Afin de garantir une success story, des avis réguliers sont essentiels. Parfois, il est possible de recevoir une contribution d’un client avant que le travail ne commence et d’avoir les produits du premier coup, mais ces cas sont rares. Pourtant, la réalité est claire : 95 % des produits de grande consommation échouent au cours de la première année et 85 % dans la seconde.

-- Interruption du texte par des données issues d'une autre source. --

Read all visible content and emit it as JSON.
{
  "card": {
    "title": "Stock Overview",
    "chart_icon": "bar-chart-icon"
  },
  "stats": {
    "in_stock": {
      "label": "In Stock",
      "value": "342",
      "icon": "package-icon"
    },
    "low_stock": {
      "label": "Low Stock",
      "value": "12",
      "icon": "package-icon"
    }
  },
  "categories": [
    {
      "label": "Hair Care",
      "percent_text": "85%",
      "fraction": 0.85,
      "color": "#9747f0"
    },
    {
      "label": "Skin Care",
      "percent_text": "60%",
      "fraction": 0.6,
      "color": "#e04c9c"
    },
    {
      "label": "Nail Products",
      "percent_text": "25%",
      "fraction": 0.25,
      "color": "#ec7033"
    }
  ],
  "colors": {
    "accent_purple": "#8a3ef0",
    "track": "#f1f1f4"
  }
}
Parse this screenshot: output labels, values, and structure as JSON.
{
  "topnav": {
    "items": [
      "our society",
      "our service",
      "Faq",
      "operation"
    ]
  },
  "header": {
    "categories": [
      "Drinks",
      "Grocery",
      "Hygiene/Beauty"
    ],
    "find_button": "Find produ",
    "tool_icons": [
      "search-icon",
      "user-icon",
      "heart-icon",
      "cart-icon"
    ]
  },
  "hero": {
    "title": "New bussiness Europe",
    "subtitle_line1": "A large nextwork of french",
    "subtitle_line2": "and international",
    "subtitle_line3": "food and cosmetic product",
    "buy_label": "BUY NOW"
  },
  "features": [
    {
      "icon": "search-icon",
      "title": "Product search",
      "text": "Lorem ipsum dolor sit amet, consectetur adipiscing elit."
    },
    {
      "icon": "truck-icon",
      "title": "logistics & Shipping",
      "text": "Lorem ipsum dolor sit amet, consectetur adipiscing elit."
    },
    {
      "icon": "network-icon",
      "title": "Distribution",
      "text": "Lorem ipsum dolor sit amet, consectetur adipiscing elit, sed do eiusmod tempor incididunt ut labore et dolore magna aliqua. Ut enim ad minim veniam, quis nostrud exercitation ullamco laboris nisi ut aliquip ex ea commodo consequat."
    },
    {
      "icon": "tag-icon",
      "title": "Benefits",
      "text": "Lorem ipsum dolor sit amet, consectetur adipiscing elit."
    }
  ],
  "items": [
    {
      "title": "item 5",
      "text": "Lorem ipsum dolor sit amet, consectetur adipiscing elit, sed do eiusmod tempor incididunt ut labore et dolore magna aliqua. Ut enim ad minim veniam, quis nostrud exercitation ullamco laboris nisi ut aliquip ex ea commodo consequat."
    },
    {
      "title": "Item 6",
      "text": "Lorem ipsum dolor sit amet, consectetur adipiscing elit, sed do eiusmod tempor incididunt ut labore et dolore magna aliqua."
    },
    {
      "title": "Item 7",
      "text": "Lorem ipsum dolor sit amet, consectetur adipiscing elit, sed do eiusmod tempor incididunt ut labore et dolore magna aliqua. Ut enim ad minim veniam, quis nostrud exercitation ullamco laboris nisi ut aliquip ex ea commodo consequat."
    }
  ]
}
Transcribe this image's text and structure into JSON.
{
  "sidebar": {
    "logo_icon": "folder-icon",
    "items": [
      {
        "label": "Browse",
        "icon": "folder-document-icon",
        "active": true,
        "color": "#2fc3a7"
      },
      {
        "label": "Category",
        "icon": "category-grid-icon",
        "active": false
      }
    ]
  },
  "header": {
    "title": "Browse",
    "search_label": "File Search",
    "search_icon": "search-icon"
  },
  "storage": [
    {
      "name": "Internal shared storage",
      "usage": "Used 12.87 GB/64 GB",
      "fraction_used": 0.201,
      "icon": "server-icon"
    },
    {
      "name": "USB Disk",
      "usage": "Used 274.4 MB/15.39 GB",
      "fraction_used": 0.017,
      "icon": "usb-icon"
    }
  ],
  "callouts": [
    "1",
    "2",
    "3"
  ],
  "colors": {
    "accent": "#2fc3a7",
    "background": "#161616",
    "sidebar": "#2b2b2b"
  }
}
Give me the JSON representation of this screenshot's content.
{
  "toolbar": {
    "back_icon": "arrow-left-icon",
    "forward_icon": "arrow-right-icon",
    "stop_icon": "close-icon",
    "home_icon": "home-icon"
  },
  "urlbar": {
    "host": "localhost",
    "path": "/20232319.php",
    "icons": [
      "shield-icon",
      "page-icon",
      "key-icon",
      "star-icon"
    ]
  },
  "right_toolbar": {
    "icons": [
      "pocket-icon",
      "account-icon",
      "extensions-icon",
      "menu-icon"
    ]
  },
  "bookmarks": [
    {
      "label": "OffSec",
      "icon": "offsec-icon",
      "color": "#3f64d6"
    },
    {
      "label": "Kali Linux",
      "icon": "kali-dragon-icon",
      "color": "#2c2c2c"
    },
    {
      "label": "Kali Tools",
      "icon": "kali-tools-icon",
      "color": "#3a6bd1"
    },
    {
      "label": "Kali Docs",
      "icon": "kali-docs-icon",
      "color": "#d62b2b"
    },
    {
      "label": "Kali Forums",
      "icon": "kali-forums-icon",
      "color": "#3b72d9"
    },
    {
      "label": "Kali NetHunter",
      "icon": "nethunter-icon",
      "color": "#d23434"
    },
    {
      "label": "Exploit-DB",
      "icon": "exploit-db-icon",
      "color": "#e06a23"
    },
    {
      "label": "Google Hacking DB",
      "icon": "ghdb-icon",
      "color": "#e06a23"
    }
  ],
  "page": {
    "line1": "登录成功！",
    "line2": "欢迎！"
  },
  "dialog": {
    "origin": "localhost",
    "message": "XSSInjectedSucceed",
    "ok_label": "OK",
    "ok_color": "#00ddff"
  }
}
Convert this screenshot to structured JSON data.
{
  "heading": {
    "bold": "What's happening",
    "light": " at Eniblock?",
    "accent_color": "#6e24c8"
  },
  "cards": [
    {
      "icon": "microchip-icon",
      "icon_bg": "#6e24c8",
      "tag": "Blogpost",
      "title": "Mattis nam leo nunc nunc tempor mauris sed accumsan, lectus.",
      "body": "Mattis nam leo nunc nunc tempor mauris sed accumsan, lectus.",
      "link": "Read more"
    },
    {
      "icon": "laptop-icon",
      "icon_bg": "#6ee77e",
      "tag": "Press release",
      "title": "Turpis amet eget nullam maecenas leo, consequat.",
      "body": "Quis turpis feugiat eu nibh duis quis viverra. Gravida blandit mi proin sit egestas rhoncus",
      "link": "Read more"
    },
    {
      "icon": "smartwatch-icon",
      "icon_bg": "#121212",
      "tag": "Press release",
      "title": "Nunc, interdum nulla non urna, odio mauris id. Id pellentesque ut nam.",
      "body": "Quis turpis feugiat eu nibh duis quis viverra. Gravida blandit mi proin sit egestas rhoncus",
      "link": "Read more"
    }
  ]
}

L’explication ? L’avis du consommateur n’est pas fourni aux bons moments durant le processus de développement.

Pitstop

Il est temps de faire un arrêt créatif aux stands

Réaliser une analyse de marché pour générer de nouvelles idées est maintenant banal pour de nombreuses entreprises de biens de grande consommation, mais mener plus d’analyse à chaque étape est une pratique agile relativement nouvelle, une pratique qui montre une approche véritablement centrée sur le client pour les lancements de produits. C’est en entreprenant ce cycle d’apprentissage itératif habituel que l’on garantit que les demandes des consommateurs sont satisfaites. Un atelier récent par un développeur de logiciel chez ZappiStore l’a très bien démontré.

Parler et montrer

Dans l’un des exercices, Simone a mis en évidence l’efficacité des pratiques d’entreprises agiles en associant des participants : les uns avaient une photo d’une maison et il était demandé aux autres de dessiner la description verbale de leurs partenaires. Ceux qui parlaient utilisaient des descriptions générales : quatre murs, un toit, une clôture, et deux fenêtres.

Très vite, une série de divergences est apparue : les fenêtres donnaient naissance à des rideaux, les clôtures n’avaient pas de portail, et les participants dessinaient une volée d’oiseaux face au soleil couchant. De toute évidence, un temps précieux a été passé sur une présentation excessive de créativité que personne n’avait demandée. Même des caractéristiques qui s’avèrent fondamentales pour avoir accès à la propriété avaient été supprimées.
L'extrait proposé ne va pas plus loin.